I’m happy to wear shorts in those circumstances (and when not at the office). I am not so classicly minded that I refuse to wear anything but long socks and long trousers all summer long. But I do think there is something to be learnt from tailoring when buying the right shorts.
When I was a kid everyone wore bermuda shorts – long, baggy, free-flowing. Today anyone that’s interested in fashion tends to go for ‘tailored’ shorts, an adjective stolen from high-street shirts that is just used to mean narrow. Problem is, narrow shorts of any length aren’t usually that flattering. Few men have thighs they are proud of, more often because they are too thin rather than too fat, and narrow shorts just emphasise this. They make slim legs look plain thin.
No one would ever make suit trousers that were that thin to the knee. So why make shorts that way? Trust me, tailors know how to flatter a very unflattering leg. Suit trousers may be that thin at the ankle, but never at the knee where the tailor knows more room is needed to be able to flex properly.
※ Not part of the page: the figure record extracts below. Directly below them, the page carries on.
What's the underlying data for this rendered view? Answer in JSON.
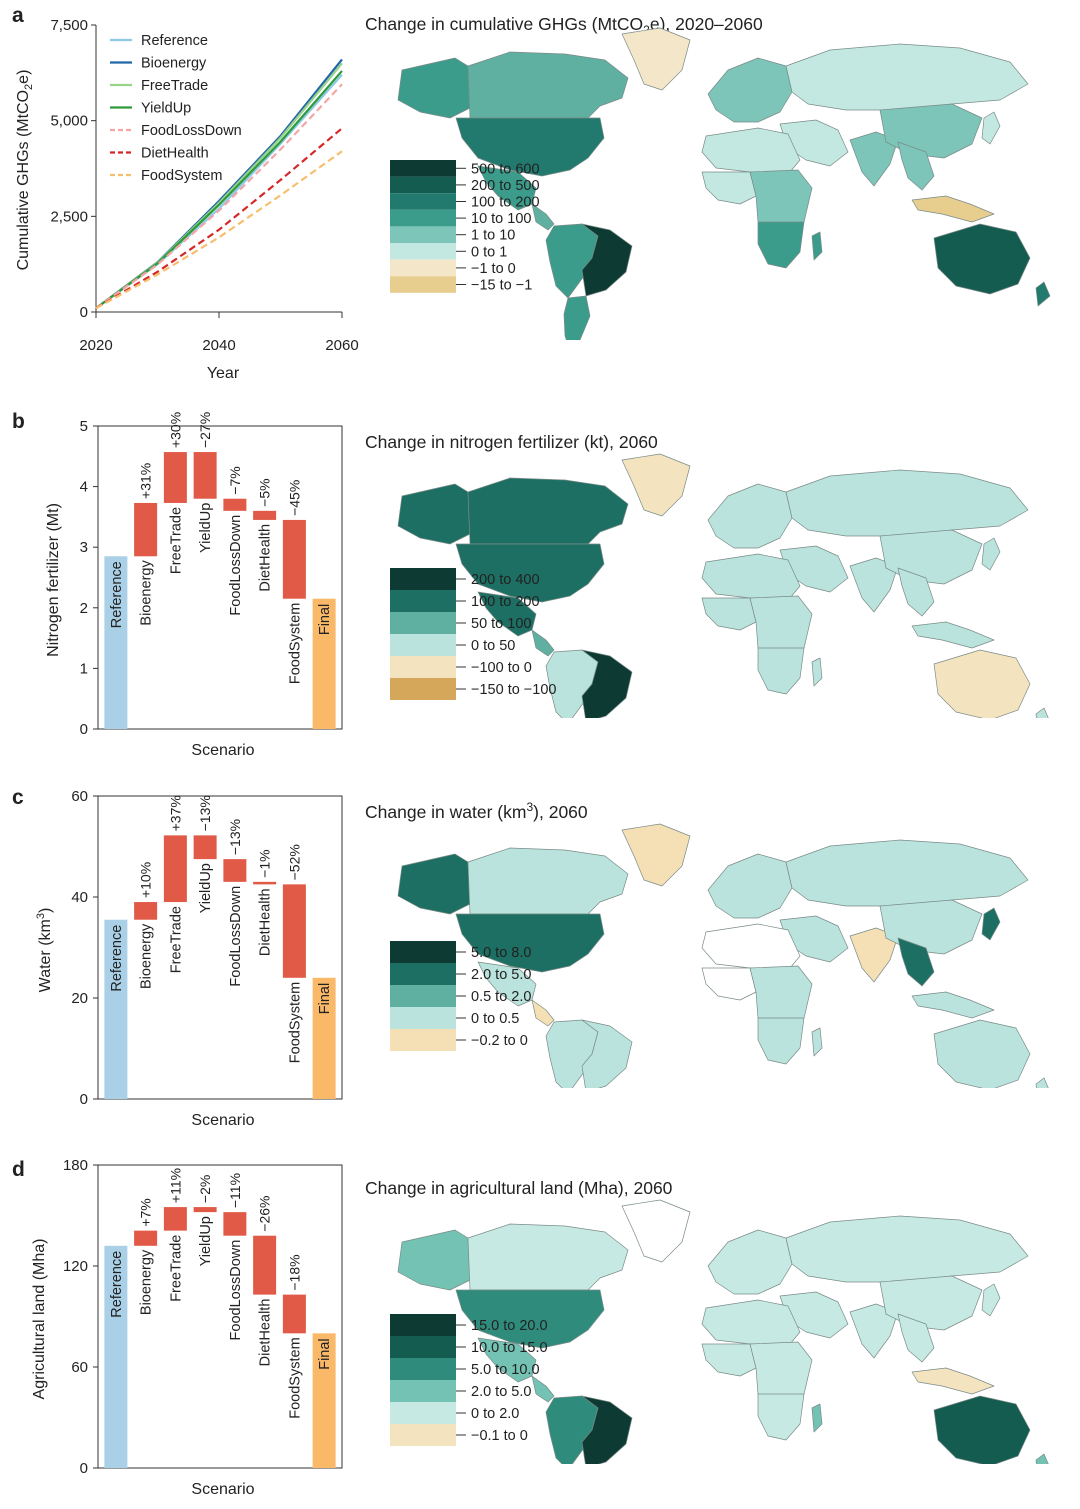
{
  "panel_letters": [
    "a",
    "b",
    "c",
    "d"
  ],
  "map_titles": [
    {
      "pre": "Change in cumulative GHGs (MtCO",
      "sub": "2",
      "post": "e), 2020–2060"
    },
    {
      "pre": "Change in nitrogen fertilizer (kt), 2060",
      "sub": "",
      "post": ""
    },
    {
      "pre": "Change in water (km",
      "sup": "3",
      "post": "), 2060"
    },
    {
      "pre": "Change in agricultural land (Mha), 2060",
      "sub": "",
      "post": ""
    }
  ],
  "legends": [
    {
      "items": [
        {
          "label": "500 to 600",
          "color": "#0d3b34"
        },
        {
          "label": "200 to 500",
          "color": "#145b50"
        },
        {
          "label": "100 to 200",
          "color": "#217a6d"
        },
        {
          "label": "10 to 100",
          "color": "#3c9c8b"
        },
        {
          "label": "1 to 10",
          "color": "#7cc5b8"
        },
        {
          "label": "0 to 1",
          "color": "#c2e8e1"
        },
        {
          "label": "−1 to 0",
          "color": "#f4e7c9"
        },
        {
          "label": "−15 to −1",
          "color": "#e7cd8e"
        }
      ]
    },
    {
      "items": [
        {
          "label": "200 to 400",
          "color": "#0d3b34"
        },
        {
          "label": "100 to 200",
          "color": "#1c6f62"
        },
        {
          "label": "50 to 100",
          "color": "#5fb0a1"
        },
        {
          "label": "0 to 50",
          "color": "#b9e3dc"
        },
        {
          "label": "−100 to 0",
          "color": "#f4e3bf"
        },
        {
          "label": "−150 to −100",
          "color": "#d4a75a"
        }
      ]
    },
    {
      "items": [
        {
          "label": "5.0 to 8.0",
          "color": "#0d3b34"
        },
        {
          "label": "2.0 to 5.0",
          "color": "#1c6f62"
        },
        {
          "label": "0.5 to 2.0",
          "color": "#5fb0a1"
        },
        {
          "label": "0 to 0.5",
          "color": "#b9e3dc"
        },
        {
          "label": "−0.2 to 0",
          "color": "#f4e0b4"
        }
      ]
    },
    {
      "items": [
        {
          "label": "15.0 to 20.0",
          "color": "#0d3b34"
        },
        {
          "label": "10.0 to 15.0",
          "color": "#145b50"
        },
        {
          "label": "5.0 to 10.0",
          "color": "#2f8c7c"
        },
        {
          "label": "2.0 to 5.0",
          "color": "#74c2b4"
        },
        {
          "label": "0 to 2.0",
          "color": "#c6eae3"
        },
        {
          "label": "−0.1 to 0",
          "color": "#f4e3bf"
        }
      ]
    }
  ],
  "chart_data": [
    {
      "type": "line",
      "xlabel": "Year",
      "ylabel": "Cumulative GHGs (MtCO",
      "ylabel_sub": "2",
      "ylabel_post": "e)",
      "xlim": [
        2020,
        2060
      ],
      "ylim": [
        0,
        7500
      ],
      "xticks": [
        2020,
        2040,
        2060
      ],
      "yticks": [
        0,
        2500,
        5000,
        7500
      ],
      "ytick_labels": [
        "0",
        "2,500",
        "5,000",
        "7,500"
      ],
      "legend_position": "top-left",
      "x": [
        2020,
        2030,
        2040,
        2050,
        2060
      ],
      "series": [
        {
          "name": "Reference",
          "color": "#8ecae6",
          "dash": "",
          "values": [
            100,
            1250,
            2700,
            4400,
            6200
          ]
        },
        {
          "name": "Bioenergy",
          "color": "#2167a8",
          "dash": "",
          "values": [
            100,
            1300,
            2900,
            4600,
            6600
          ]
        },
        {
          "name": "FreeTrade",
          "color": "#98d38a",
          "dash": "",
          "values": [
            100,
            1290,
            2850,
            4550,
            6500
          ]
        },
        {
          "name": "YieldUp",
          "color": "#2e9a3a",
          "dash": "",
          "values": [
            100,
            1270,
            2800,
            4450,
            6300
          ]
        },
        {
          "name": "FoodLossDown",
          "color": "#f4a6a6",
          "dash": "7,4",
          "values": [
            100,
            1240,
            2650,
            4250,
            5950
          ]
        },
        {
          "name": "DietHealth",
          "color": "#d62728",
          "dash": "7,4",
          "values": [
            100,
            1050,
            2150,
            3450,
            4800
          ]
        },
        {
          "name": "FoodSystem",
          "color": "#f6bf6e",
          "dash": "7,4",
          "values": [
            100,
            980,
            1950,
            3050,
            4200
          ]
        }
      ]
    },
    {
      "type": "bar",
      "subtype": "waterfall",
      "ylabel": "Nitrogen fertilizer (Mt)",
      "xlabel": "Scenario",
      "ylim": [
        0,
        5
      ],
      "yticks": [
        0,
        1,
        2,
        3,
        4,
        5
      ],
      "bars": [
        {
          "name": "Reference",
          "start": 0,
          "end": 2.85,
          "kind": "total",
          "pct": ""
        },
        {
          "name": "Bioenergy",
          "start": 2.85,
          "end": 3.73,
          "kind": "delta",
          "pct": "+31%"
        },
        {
          "name": "FreeTrade",
          "start": 3.73,
          "end": 4.57,
          "kind": "delta",
          "pct": "+30%"
        },
        {
          "name": "YieldUp",
          "start": 4.57,
          "end": 3.8,
          "kind": "delta",
          "pct": "−27%"
        },
        {
          "name": "FoodLossDown",
          "start": 3.8,
          "end": 3.6,
          "kind": "delta",
          "pct": "−7%"
        },
        {
          "name": "DietHealth",
          "start": 3.6,
          "end": 3.45,
          "kind": "delta",
          "pct": "−5%"
        },
        {
          "name": "FoodSystem",
          "start": 3.45,
          "end": 2.15,
          "kind": "delta",
          "pct": "−45%"
        },
        {
          "name": "Final",
          "start": 0,
          "end": 2.15,
          "kind": "final",
          "pct": ""
        }
      ]
    },
    {
      "type": "bar",
      "subtype": "waterfall",
      "ylabel": "Water (km",
      "ylabel_sup": "3",
      "ylabel_post": ")",
      "xlabel": "Scenario",
      "ylim": [
        0,
        60
      ],
      "yticks": [
        0,
        20,
        40,
        60
      ],
      "bars": [
        {
          "name": "Reference",
          "start": 0,
          "end": 35.5,
          "kind": "total",
          "pct": ""
        },
        {
          "name": "Bioenergy",
          "start": 35.5,
          "end": 39.0,
          "kind": "delta",
          "pct": "+10%"
        },
        {
          "name": "FreeTrade",
          "start": 39.0,
          "end": 52.2,
          "kind": "delta",
          "pct": "+37%"
        },
        {
          "name": "YieldUp",
          "start": 52.2,
          "end": 47.5,
          "kind": "delta",
          "pct": "−13%"
        },
        {
          "name": "FoodLossDown",
          "start": 47.5,
          "end": 43.0,
          "kind": "delta",
          "pct": "−13%"
        },
        {
          "name": "DietHealth",
          "start": 43.0,
          "end": 42.5,
          "kind": "delta",
          "pct": "−1%"
        },
        {
          "name": "FoodSystem",
          "start": 42.5,
          "end": 24.0,
          "kind": "delta",
          "pct": "−52%"
        },
        {
          "name": "Final",
          "start": 0,
          "end": 24.0,
          "kind": "final",
          "pct": ""
        }
      ]
    },
    {
      "type": "bar",
      "subtype": "waterfall",
      "ylabel": "Agricultural land (Mha)",
      "xlabel": "Scenario",
      "ylim": [
        0,
        180
      ],
      "yticks": [
        0,
        60,
        120,
        180
      ],
      "bars": [
        {
          "name": "Reference",
          "start": 0,
          "end": 132,
          "kind": "total",
          "pct": ""
        },
        {
          "name": "Bioenergy",
          "start": 132,
          "end": 141,
          "kind": "delta",
          "pct": "+7%"
        },
        {
          "name": "FreeTrade",
          "start": 141,
          "end": 155,
          "kind": "delta",
          "pct": "+11%"
        },
        {
          "name": "YieldUp",
          "start": 155,
          "end": 152,
          "kind": "delta",
          "pct": "−2%"
        },
        {
          "name": "FoodLossDown",
          "start": 152,
          "end": 138,
          "kind": "delta",
          "pct": "−11%"
        },
        {
          "name": "DietHealth",
          "start": 138,
          "end": 103,
          "kind": "delta",
          "pct": "−26%"
        },
        {
          "name": "FoodSystem",
          "start": 103,
          "end": 80,
          "kind": "delta",
          "pct": "−18%"
        },
        {
          "name": "Final",
          "start": 0,
          "end": 80,
          "kind": "final",
          "pct": ""
        }
      ]
    }
  ],
  "maps": [
    {
      "regions": {
        "canada": "#5fb0a1",
        "alaska": "#3c9c8b",
        "greenland": "#f4e7c9",
        "usa": "#217a6d",
        "mexico": "#3c9c8b",
        "centralam": "#5fb0a1",
        "brazil": "#0d3b34",
        "southam": "#3c9c8b",
        "argentina": "#3c9c8b",
        "europe": "#7cc5b8",
        "russia": "#c2e8e1",
        "middleeast": "#c2e8e1",
        "africa_n": "#c2e8e1",
        "africa_w": "#c2e8e1",
        "africa_c": "#7cc5b8",
        "africa_s": "#3c9c8b",
        "madagascar": "#3c9c8b",
        "india": "#7cc5b8",
        "china": "#7cc5b8",
        "seasia": "#7cc5b8",
        "indonesia": "#e7cd8e",
        "japan": "#c2e8e1",
        "australia": "#145b50",
        "nz": "#217a6d"
      }
    },
    {
      "regions": {
        "canada": "#1c6f62",
        "alaska": "#1c6f62",
        "greenland": "#f4e3bf",
        "usa": "#1c6f62",
        "mexico": "#1c6f62",
        "centralam": "#5fb0a1",
        "brazil": "#0d3b34",
        "southam": "#b9e3dc",
        "argentina": "#b9e3dc",
        "europe": "#b9e3dc",
        "russia": "#b9e3dc",
        "middleeast": "#b9e3dc",
        "africa_n": "#b9e3dc",
        "africa_w": "#b9e3dc",
        "africa_c": "#b9e3dc",
        "africa_s": "#b9e3dc",
        "madagascar": "#b9e3dc",
        "india": "#b9e3dc",
        "china": "#b9e3dc",
        "seasia": "#b9e3dc",
        "indonesia": "#b9e3dc",
        "japan": "#b9e3dc",
        "australia": "#f4e3bf",
        "nz": "#b9e3dc"
      }
    },
    {
      "regions": {
        "canada": "#b9e3dc",
        "alaska": "#1c6f62",
        "greenland": "#f4e0b4",
        "usa": "#1c6f62",
        "mexico": "#b9e3dc",
        "centralam": "#f4e0b4",
        "brazil": "#b9e3dc",
        "southam": "#b9e3dc",
        "argentina": "#b9e3dc",
        "europe": "#b9e3dc",
        "russia": "#b9e3dc",
        "middleeast": "#b9e3dc",
        "africa_n": "#ffffff",
        "africa_w": "#ffffff",
        "africa_c": "#b9e3dc",
        "africa_s": "#b9e3dc",
        "madagascar": "#b9e3dc",
        "india": "#f4e0b4",
        "china": "#b9e3dc",
        "seasia": "#1c6f62",
        "indonesia": "#b9e3dc",
        "japan": "#1c6f62",
        "australia": "#b9e3dc",
        "nz": "#b9e3dc"
      }
    },
    {
      "regions": {
        "canada": "#c6eae3",
        "alaska": "#74c2b4",
        "greenland": "#ffffff",
        "usa": "#2f8c7c",
        "mexico": "#74c2b4",
        "centralam": "#74c2b4",
        "brazil": "#0d3b34",
        "southam": "#2f8c7c",
        "argentina": "#2f8c7c",
        "europe": "#c6eae3",
        "russia": "#c6eae3",
        "middleeast": "#c6eae3",
        "africa_n": "#c6eae3",
        "africa_w": "#c6eae3",
        "africa_c": "#c6eae3",
        "africa_s": "#c6eae3",
        "madagascar": "#74c2b4",
        "india": "#c6eae3",
        "china": "#c6eae3",
        "seasia": "#c6eae3",
        "indonesia": "#f4e3bf",
        "japan": "#c6eae3",
        "australia": "#145b50",
        "nz": "#74c2b4"
      }
    }
  ],
  "colors": {
    "reference_bar": "#a9d0e6",
    "delta_bar": "#e05a47",
    "final_bar": "#f9b968",
    "axis": "#333333",
    "country_border": "#7a8b88"
  }
}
If shorts are to be thin, a tailor pointed out to me, they should be short too. They need to be mid-thigh rather than to the knee. Because then there is no problem with flexing and no narrowness to the shape. They are still ‘fitted’ or ‘tailored’ as there is little excess cloth, but there’s no need to make slim legs look like drainpipes.
So this is my rule of thumb for you: the slimmer you want your shorts to be, the shorter they should be too. The middle-aged Italians you may see on the cobbles of San Remo know this well. Or at least, it’s built into their culture enough that they don’t have to know it.
Slim shirts and slim polo shirts do not work with wide shorts. Unless you are trying to replicate the Oxford bags look and deliberately exaggerate your proportions (which, my uncanny psychic sense tells me you are not), keep your shorts in a similar silhouette to the rest of your clothes (which, if you are reading this, is probably more fitted than those that don’t).
There’s a few nice, simple pairs at American Apparel. Keep them short and classic.